Assuming your Core Values are in place and practiced, let me share a clue usually overlooked by the typical business detective. Clue #2 thinks all problems are execution problems when some are people problems. When you misdiagnose business problems, you waste time and resources and squander an intangible called morale. Sometimes, your team doesn’t have the skills that they need, and sometimes, they don’t have the leadership that inspires them to achieve the necessary goals. Let’s examine three master detective tools to keep you from misdiagnosis and your business off the murder mystery menu.

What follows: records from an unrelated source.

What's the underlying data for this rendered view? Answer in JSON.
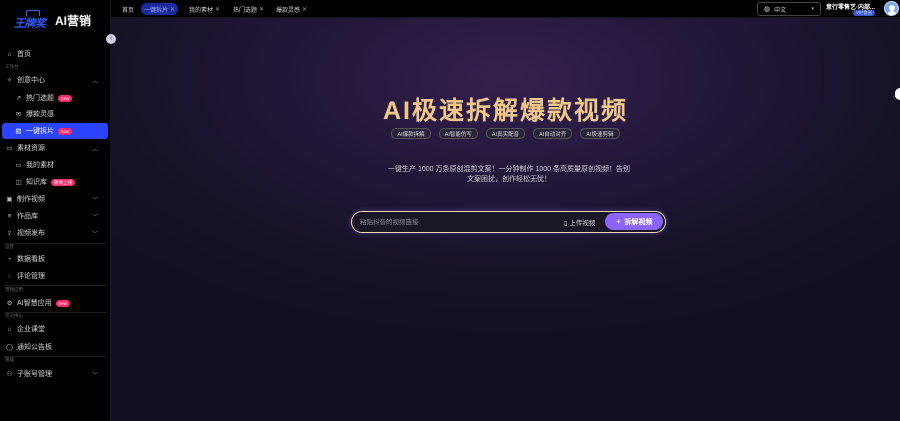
{
  "brand": {
    "logo_script": "王牌奖",
    "name": "AI营销"
  },
  "tabs": [
    {
      "label": "首页",
      "closable": false,
      "active": false
    },
    {
      "label": "一键拆片",
      "closable": true,
      "active": true
    },
    {
      "label": "我的素材",
      "closable": true,
      "active": false
    },
    {
      "label": "热门选题",
      "closable": true,
      "active": false
    },
    {
      "label": "爆款灵感",
      "closable": true,
      "active": false
    }
  ],
  "topbar": {
    "language": "中文",
    "username": "意行零售艺·内部...",
    "vip_label": "VIP会员"
  },
  "sidebar": {
    "home": "首页",
    "sections": {
      "workbench": "工作台",
      "ops": "运营",
      "marketing": "营销应用",
      "learning": "学习中心",
      "admin": "管理"
    },
    "items": {
      "creative_center": "创意中心",
      "hot_topics": "热门选题",
      "viral_ideas": "爆款灵感",
      "one_click_split": "一键拆片",
      "assets": "素材资源",
      "my_assets": "我的素材",
      "knowledge_base": "知识库",
      "make_video": "制作视频",
      "works": "作品库",
      "publish": "视频发布",
      "dashboard": "数据看板",
      "comments": "评论管理",
      "ai_apps": "AI智慧应用",
      "enterprise": "企业课堂",
      "notice": "通知公告板",
      "sub_accounts": "子账号管理"
    },
    "badges": {
      "new": "new",
      "soon": "敬请上线"
    }
  },
  "hero": {
    "title": "AI极速拆解爆款视频",
    "pills": [
      "AI爆款拆解",
      "AI智能仿写",
      "AI真实配音",
      "AI自动对齐",
      "AI极速剪辑"
    ],
    "description": "一键生产 1000 万条原创混剪文案！一分钟制作 1000 条高质量原创视频！告别文案困扰，创作轻松无忧！"
  },
  "search": {
    "placeholder": "粘贴抖音的视频链接",
    "upload_label": "上传视频",
    "submit_label": "拆解视频"
  }
}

Is Your Business a Murder Mystery

Detective Tool #1: Future Organization Roles and Skills Tool

Completing this tool will offer clues on whether you are adequately staffed for the right roles in the future. Carefully examine the roles and skills required to connect with your organization's future. It will help you think about your roles, the results, and the skills needed to reach those results. Discussing this document with your senior leaders may reveal additional insights and clues. One common discovery is that current senior team members are confident that they are qualified for future roles–yet CEOs sometimes know that they are not. This leads us to ask two questions: 1) is the CEO right? and 2) Can the person develop the skills for the job?

No matter how you approach this issue, remember that many team members will automatically feel threatened by creating their future roles and skills unless you make it safe. You can make it safe by focusing on the roles and skills rather than the person. 

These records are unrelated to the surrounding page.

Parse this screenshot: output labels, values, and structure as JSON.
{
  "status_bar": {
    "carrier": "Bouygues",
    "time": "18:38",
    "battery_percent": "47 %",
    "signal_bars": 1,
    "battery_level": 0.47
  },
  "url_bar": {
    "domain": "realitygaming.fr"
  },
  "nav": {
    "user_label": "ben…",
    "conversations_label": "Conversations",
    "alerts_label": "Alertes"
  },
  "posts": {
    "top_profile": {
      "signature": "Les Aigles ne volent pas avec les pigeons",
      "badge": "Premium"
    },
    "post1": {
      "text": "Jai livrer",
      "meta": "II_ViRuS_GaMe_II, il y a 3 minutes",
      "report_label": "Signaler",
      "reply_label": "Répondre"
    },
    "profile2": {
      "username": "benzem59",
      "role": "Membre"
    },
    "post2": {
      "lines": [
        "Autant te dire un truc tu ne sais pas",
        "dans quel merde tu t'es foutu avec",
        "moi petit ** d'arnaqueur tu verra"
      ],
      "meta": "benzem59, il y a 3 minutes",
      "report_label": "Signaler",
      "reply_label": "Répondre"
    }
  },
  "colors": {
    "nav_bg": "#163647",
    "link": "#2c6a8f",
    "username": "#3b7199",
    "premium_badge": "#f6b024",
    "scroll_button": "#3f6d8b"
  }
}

Finally, consider these helpful tips when working through this tool with your team: don’t stop the input… write it down, keep it a safe environment, be open, and listen without judgment.

Detective Tool #2: Tool to Assess and Develop Leaders

Completion of this tool will offer a baseline for personal development plans or, as we call them, Path of Progress (POP). This document is often completed only by a department leader or CEO. You’ll think through three steps: 1) Who are the internal candidates who could fill this role? (Gaps indicate a future hiring need.) 2) You will assess their strengths, skills, and leadership abilities to develop then. 3) Develop a Path of Progress and growth/work needed to improve/fill gaps.

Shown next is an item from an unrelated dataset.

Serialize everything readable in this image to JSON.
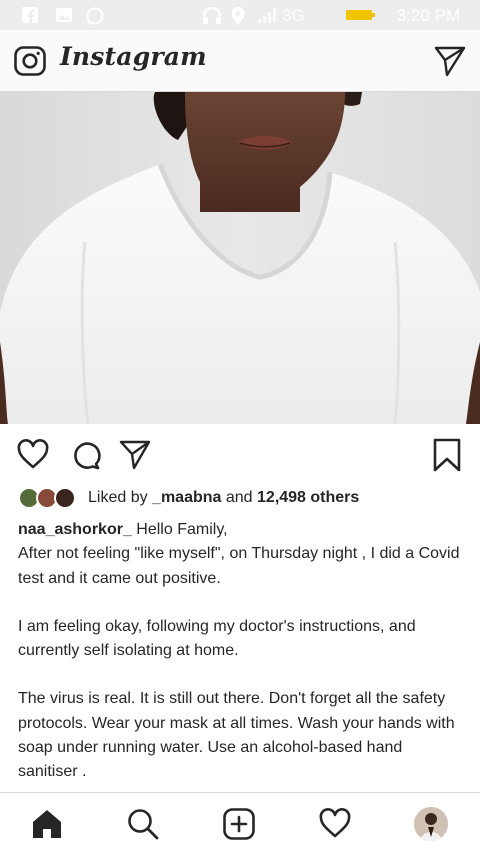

Detective Tool #3 Job Scorecard

Notice that this tool is named a Job Scorecard, not a person scorecard. The objective of discovering these clues is to provide clear goals, expectations, and feedback for each team member so that they can significantly multiply their contribution to the company and to their own success. 

In completing the Job Scorecard, you’ll be guided through thinking about the purpose of this job (why this position exists, the overall purpose within the organization), desired results (visible and measurable evidence that the responsibilities are being met, the purpose is being fulfilled), skills and competencies (the specific traits necessary for success in this role), key responsibilities (particular actions or tasks required to fulfill this role’s purpose), and living core values (behavior demonstrating an understanding of and alignment with your stated core values). 

The two clues and three tools above will lead you to the correct hypothesis–a fast-growing company. With Core Values in place, the proper diagnosis of people versus execution issues, the consistent use of the Future Roles and Skills Tool, the Tool to Assess and Develop Leaders, and the Job Scorecard, you’ll be like a great detective. You’ll read the right clues and have the proper tools to make better decisions–perhaps the right decisions, and certainly NOT emotional ones. Our experience with clients is that fast-growth companies do this, and average companies don’t so get to work, master detective, and write to me with your results.